Both theories are almost the same i.e. at the end, you must have the update script you want to run when the LE SSL certs for ISPC website are updated. This is especially for removing the old ispconfig.pem and creating a new one, and restarting all related services.

If you wish to test the post-hook, I think you can simply take the script in the last part of this guide removing the first line "while..." as well as the last line "done" (leaving the code in the middle to be used) and it should theoretically work.

 

Hello Friend,
I run /etc/init.d/le_ispc_pem.sh from a command console and it never finishes. If I set it to auto-start at boot time, will it hang up my server?

 

Check your script contents as it shouldn't be running endlessly. Please note that the script is intended to be run only by incron upon detection of any modification (which includes the creation of any new files) in /etc/letsencrypt/archive/yourserverdomain/ folder, not by running it on its own. You should also be able to use the script with @florian030 suggestion as well.

 

Anyone had any issues following this tutorial when one has apache on Ubuntu 16.04.2 (https://www.howtoforge.com/tutorial/perfect-server-ubuntu-16.04-with-apache-php-myqsl-pureftpd-bind-postfix-doveot-and-ispconfig/) installed instead of nginx?
The reason I ask is that I received an error at step [Using Your ISPConfig Let's Encrypt SSL For Others] namely postfix and dovecot.

even though the symlinks were there.

 

Can you produce the said dovecot.conf content?

 

I actually deleted the symlinks to get dovecot running again and I am a bit hesitant as you may guess to go through the procedure again until I get some verification from someone on a similar platform.
However without any symlinks anywhere - here is the content of etc/dovecot

 

There is no content in that image but a directory with list of files.
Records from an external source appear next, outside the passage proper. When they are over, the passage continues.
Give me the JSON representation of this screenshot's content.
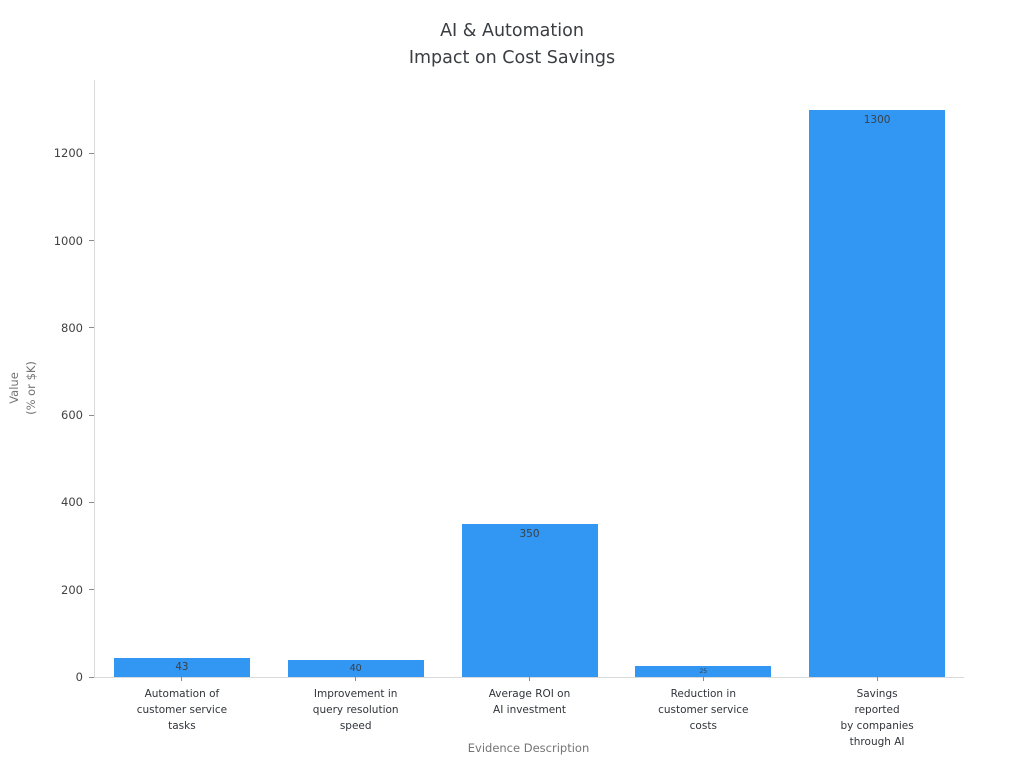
{
  "title": {
    "line1": "AI & Automation",
    "line2": "Impact on Cost Savings"
  },
  "chart_data": {
    "type": "bar",
    "categories": [
      "Automation of\ncustomer service\ntasks",
      "Improvement in\nquery resolution\nspeed",
      "Average ROI on\nAI investment",
      "Reduction in\ncustomer service\ncosts",
      "Savings reported\nby companies\nthrough AI"
    ],
    "values": [
      43,
      40,
      350,
      25,
      1300
    ],
    "title": "AI & Automation\nImpact on Cost Savings",
    "xlabel": "Evidence Description",
    "ylabel": "Value\n(% or $K)",
    "yticks": [
      0,
      200,
      400,
      600,
      800,
      1000,
      1200
    ],
    "ylim": [
      0,
      1368
    ],
    "grid": false,
    "legend": null,
    "bar_color": "#3296F3",
    "value_label_position": "inside-top"
  },
  "colors": {
    "bar": "#3296F3",
    "spine": "#d9d9d9",
    "tick_label": "#424242",
    "axis_title": "#757575",
    "chart_title": "#3a3d42",
    "bar_value_text": "#3a4149",
    "background": "#ffffff"
  }
}
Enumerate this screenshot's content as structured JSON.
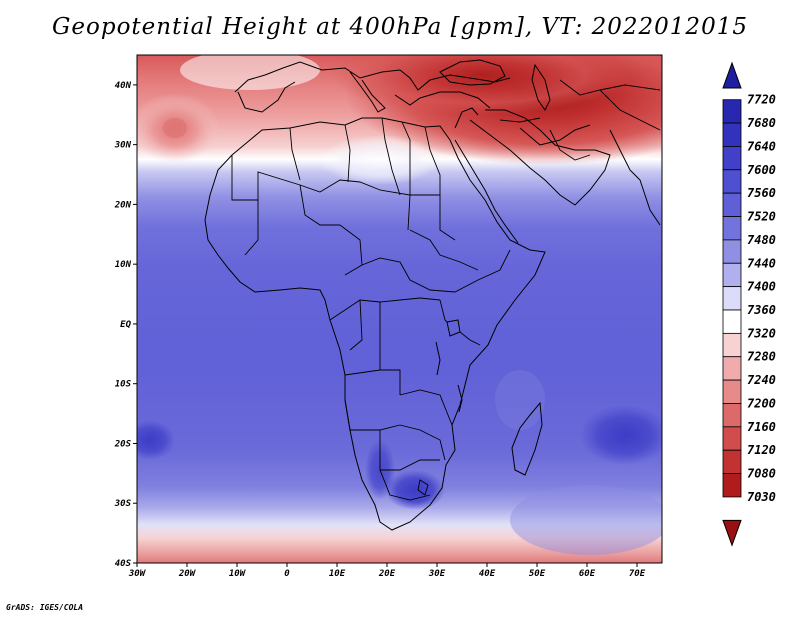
{
  "title": "Geopotential Height at 400hPa [gpm], VT: 2022012015",
  "credit": "GrADS: IGES/COLA",
  "map": {
    "lat_labels": [
      "40N",
      "30N",
      "20N",
      "10N",
      "EQ",
      "10S",
      "20S",
      "30S",
      "40S"
    ],
    "lon_labels": [
      "30W",
      "20W",
      "10W",
      "0",
      "10E",
      "20E",
      "30E",
      "40E",
      "50E",
      "60E",
      "70E"
    ],
    "lat_range": [
      -40,
      45
    ],
    "lon_range": [
      -30,
      75
    ]
  },
  "colorbar": {
    "labels": [
      "7720",
      "7680",
      "7640",
      "7600",
      "7560",
      "7520",
      "7480",
      "7440",
      "7400",
      "7360",
      "7320",
      "7280",
      "7240",
      "7200",
      "7160",
      "7120",
      "7080",
      "7030"
    ],
    "colors": [
      "#1e1ea0",
      "#2727b0",
      "#3232bd",
      "#4040c8",
      "#4f4fd2",
      "#5f5fd8",
      "#7373dd",
      "#8f8fe4",
      "#b0b0ee",
      "#dcdcf8",
      "#ffffff",
      "#f8d2d2",
      "#f0acac",
      "#e68a8a",
      "#dc6a6a",
      "#d24c4c",
      "#c33232",
      "#b01c1c",
      "#9a1010"
    ]
  },
  "chart_data": {
    "type": "heatmap",
    "title": "Geopotential Height at 400hPa [gpm], VT: 2022012015",
    "variable": "Geopotential Height at 400hPa",
    "units": "gpm",
    "valid_time": "2022012015",
    "lon_range": [
      -30,
      75
    ],
    "lat_range": [
      -40,
      45
    ],
    "levels": [
      7030,
      7080,
      7120,
      7160,
      7200,
      7240,
      7280,
      7320,
      7360,
      7400,
      7440,
      7480,
      7520,
      7560,
      7600,
      7640,
      7680,
      7720
    ]
  }
}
Anyway, if you dovecot works after removing your symlink, that there lies your problem at the first place.

 

sorry I misunderstood you what do actually want to see?
This?

 

I agree that it is the problem - the question is why is it a problem if I have followed the steps exactly and the symlinks are there pointing to the correct files (at least as far as the tutorial goes)

 

Please provide:

Code:

ls -al /etc/postfix

 

I can't help you to fix something which is no more there. As said, something could gone wrong when you created the symlinks whether ispserver.crt to fullchain.pem or smtpd.cert to ispserver.crt and that could have caused dovecot to report the said error.

Sometime it is a simple as not running service dovecot restart.

Alternatively, you could try other guides to secure ISPC control panel and other services.

 

Remember, the things to be examined are the created symlinks for why they are reported as "missing" by dovecot. Your above list only shows that they are already deleted confirming your previous post, so how can we help you to examine them?

 

OK I tried again and got through dovecot this time however when attempting to restart apache I get the following error:

The output of
systemctl status apache2.service

I have managed to get apache restarted by renaming the symlink for the time being.
Should this line:-

be just polyoz.net.au as there is no /etc/letsencrypt/archive/server1.polyoz.net.au/
nor is there a:-
/etc/letsencrypt/live/server1.polyoz.net.au/privkey.pem

Which is what the symlink refers to

Also in addition now I cannot FTP to any sites all I get is:-

Which is not good as I am expecting a developer to do some changes in one of my Joomla site

 

You can follow its instruction to see what caused the error (you can also use - service apache2 status).